In an provocative oped in today’s New York Times, Vint Cerf, one of the pioneers of the Net who now holds the position “chief Internet evangelist” at Google, makes the argument for why “Internet Access Is Not a Human Right.” He argues:
technology is an enabler of rights, not a right itself. There is a high bar for something to be considered a human right. Loosely put, it must be among the things we as humans need in order to lead healthy, meaningful lives, like freedom from torture or freedom of conscience. It is a mistake to place any particular technology in this exalted category, since over time we will end up valuing the wrong things. For example, at one time if you didn’t have a horse it was hard to make a living. But the important right in that case was the right to make a living, not the right to a horse. Today, if I were granted a right to have a horse, I’m not sure where I would put it.
The best way to characterize human rights is to identify the outcomes that we are trying to ensure. These include critical freedoms like freedom of speech and freedom of access to information — and those are not necessarily bound to any particular technology at any particular time. Indeed, even the United Nations report, which was widely hailed as declaring Internet access a human right, acknowledged that the Internet was valuable as a means to an end, not as an end in itself.
You won’t be surprised to hear that I generally agree. But there are two other issues Cerf fails to address. First, who or what pays the bill for classifying the Internet or broadband as a birthright entitlement? Second, what are the potential downsides for competition and innovation from such a move? As I noted in a recent essay here (“What Does It Mean to Declare Broadband a “Human Right,” and What Are the Costs?”):
We live in a world of trade-offs and there is no free lunch. One doesn’t just mandate broadband for all and then expect there won’t be any costs — both direct and indirect. The direct cost is the cost to taxpayers or ratepayers in form of higher taxes or bills. The indirect costs usually arrive in the form of diminished competition, limited innovation, lackluster options, and the various problems associated with the regulatory capture that will ensue.
The first objection is self-evident and needs little elaboration since we are today witnessing the breakdown of welfare state entitlement systems and policies across the globe as one country after another is bankrupted by them. But the second point needs to be unpacked a bit more.
As I noted in my earlier essay, the best universal service policy is marketplace competition. When we get the basic framework right — low taxes, property rights, contractual enforcement, anti-fraud standards, etc. — competition generally takes care of the rest. But competition often doesn’t develop — or is sometimes prohibited outright — in sectors or for networks that are declared “essential” facilities or technological entitlements. That’s not because they are natural monopolies, rather, it’s because the policies that lawmakers and regulators put in place to ensure universal service ultimately have the counter-productive impact of retarding new entry. Worse yet, the entitlement mentality and corresponding universal service mandates typically produce less fertile ground for innovative breakthroughs. For greater ellaboration on both points, see my old 1994 essay: “Unnatural Monopoly: Critical Moments in the Development of the Bell System Monopoly.”

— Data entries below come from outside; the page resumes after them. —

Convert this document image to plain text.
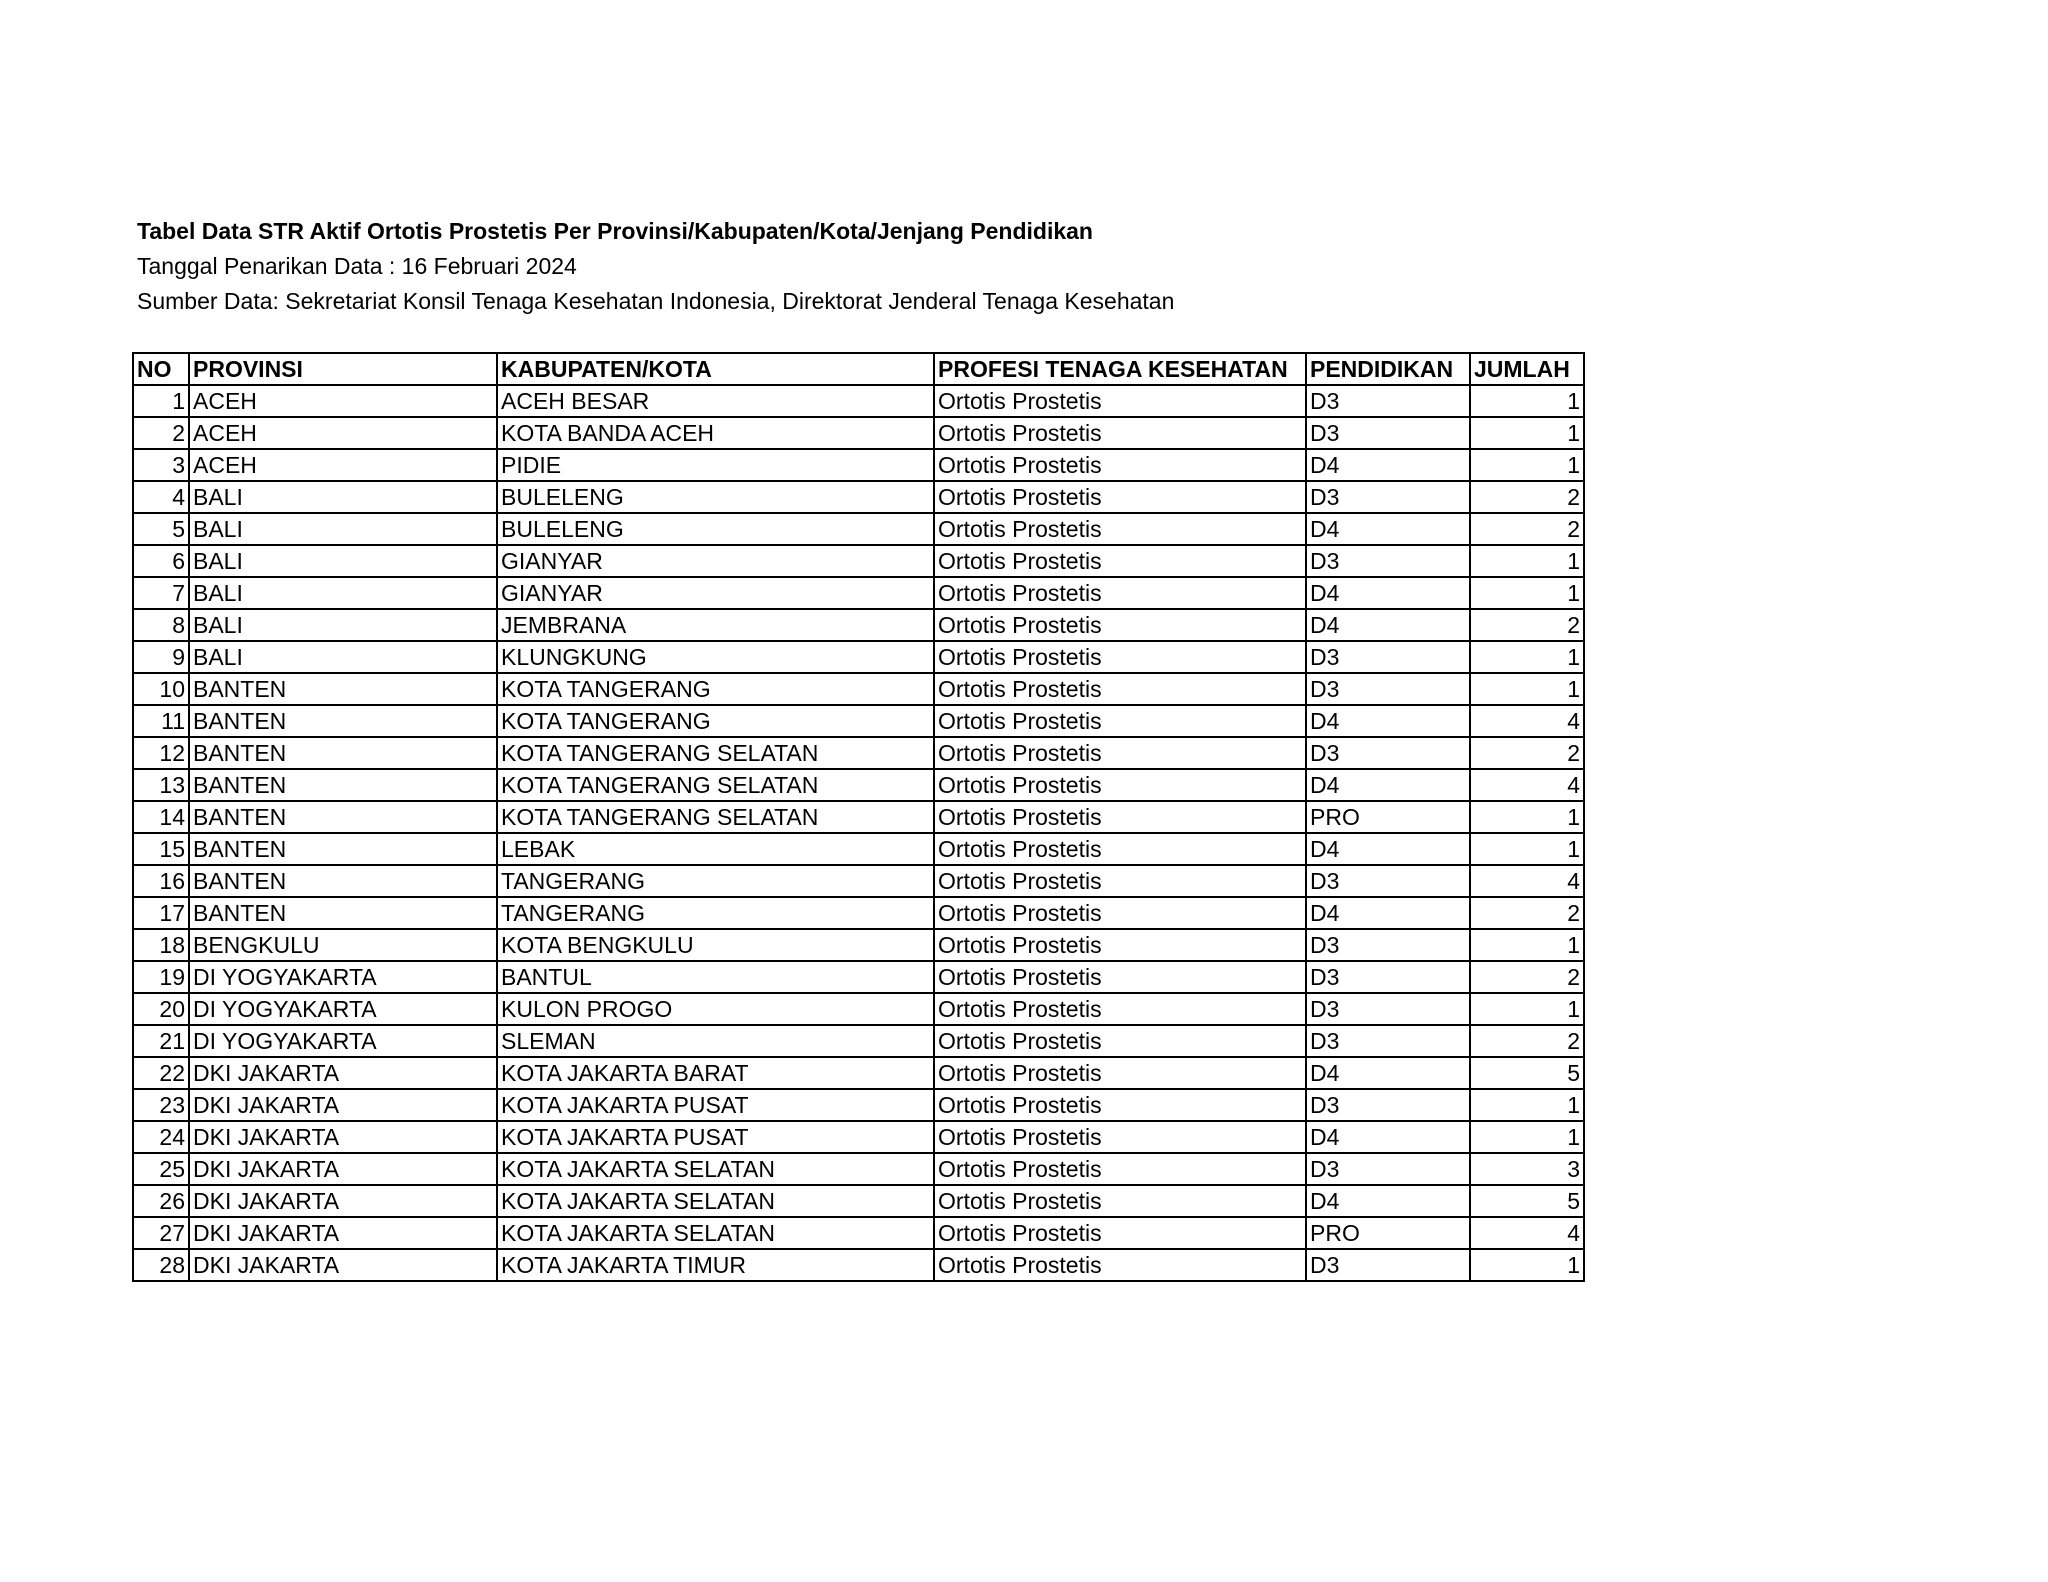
Tabel Data STR Aktif Ortotis Prostetis Per Provinsi/Kabupaten/Kota/Jenjang Pendidikan
Tanggal Penarikan Data : 16 Februari 2024
Sumber Data: Sekretariat Konsil Tenaga Kesehatan Indonesia, Direktorat Jenderal Tenaga Kesehatan
NO	PROVINSI	KABUPATEN/KOTA	PROFESI TENAGA KESEHATAN	PENDIDIKAN	JUMLAH
1	ACEH	ACEH BESAR	Ortotis Prostetis	D3	1
2	ACEH	KOTA BANDA ACEH	Ortotis Prostetis	D3	1
3	ACEH	PIDIE	Ortotis Prostetis	D4	1
4	BALI	BULELENG	Ortotis Prostetis	D3	2
5	BALI	BULELENG	Ortotis Prostetis	D4	2
6	BALI	GIANYAR	Ortotis Prostetis	D3	1
7	BALI	GIANYAR	Ortotis Prostetis	D4	1
8	BALI	JEMBRANA	Ortotis Prostetis	D4	2
9	BALI	KLUNGKUNG	Ortotis Prostetis	D3	1
10	BANTEN	KOTA TANGERANG	Ortotis Prostetis	D3	1
11	BANTEN	KOTA TANGERANG	Ortotis Prostetis	D4	4
12	BANTEN	KOTA TANGERANG SELATAN	Ortotis Prostetis	D3	2
13	BANTEN	KOTA TANGERANG SELATAN	Ortotis Prostetis	D4	4
14	BANTEN	KOTA TANGERANG SELATAN	Ortotis Prostetis	PRO	1
15	BANTEN	LEBAK	Ortotis Prostetis	D4	1
16	BANTEN	TANGERANG	Ortotis Prostetis	D3	4
17	BANTEN	TANGERANG	Ortotis Prostetis	D4	2
18	BENGKULU	KOTA BENGKULU	Ortotis Prostetis	D3	1
19	DI YOGYAKARTA	BANTUL	Ortotis Prostetis	D3	2
20	DI YOGYAKARTA	KULON PROGO	Ortotis Prostetis	D3	1
21	DI YOGYAKARTA	SLEMAN	Ortotis Prostetis	D3	2
22	DKI JAKARTA	KOTA JAKARTA BARAT	Ortotis Prostetis	D4	5
23	DKI JAKARTA	KOTA JAKARTA PUSAT	Ortotis Prostetis	D3	1
24	DKI JAKARTA	KOTA JAKARTA PUSAT	Ortotis Prostetis	D4	1
25	DKI JAKARTA	KOTA JAKARTA SELATAN	Ortotis Prostetis	D3	3
26	DKI JAKARTA	KOTA JAKARTA SELATAN	Ortotis Prostetis	D4	5
27	DKI JAKARTA	KOTA JAKARTA SELATAN	Ortotis Prostetis	PRO	4
28	DKI JAKARTA	KOTA JAKARTA TIMUR	Ortotis Prostetis	D3	1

So, while I appreciate and agree with Cerf’s humorous point that “Today, if I were granted a right to have a horse, I’m not sure where I would put it,” the more interesting question is this: If government would have decreed long ago that everyone had a right to a horse, would that have meant everyone actually got one? (Recall that despite a similar mandate for telephony and billions upon billions in spending / transfers, we never had more than 94% of the nation served with basic telephone service.) If everyone did actually get a horse via a hypothetical Horse Entitlement System, how efficient was that program and the resulting bureaucracy / regulatory apparatus? Who picked up the bill? Did it discourage entry by more efficient vendors? Did it discourage innovations that might have served the public better? Did the program outlive its usefulness and become a drag on innovation /productivity. Was the system gamed or captured? (I can only imagine the lobbying that would have ensued from the horse industry once trains, cars, and airplanes became a disruptive threat!)
These are the sort of questions rarely asked initially in discussions about proposals to convert technologies or networks into birthright entitlements. Eventually, however, they become inescapable problems that every entitlement system must grapple with. When we discuss the wisdom of classifying the Internet or broadband as a birthright entitlement, we should require advocates to provide us with some answers to such questions. Kudos to Vint Cerf for helping us get that conversation going in a serious way.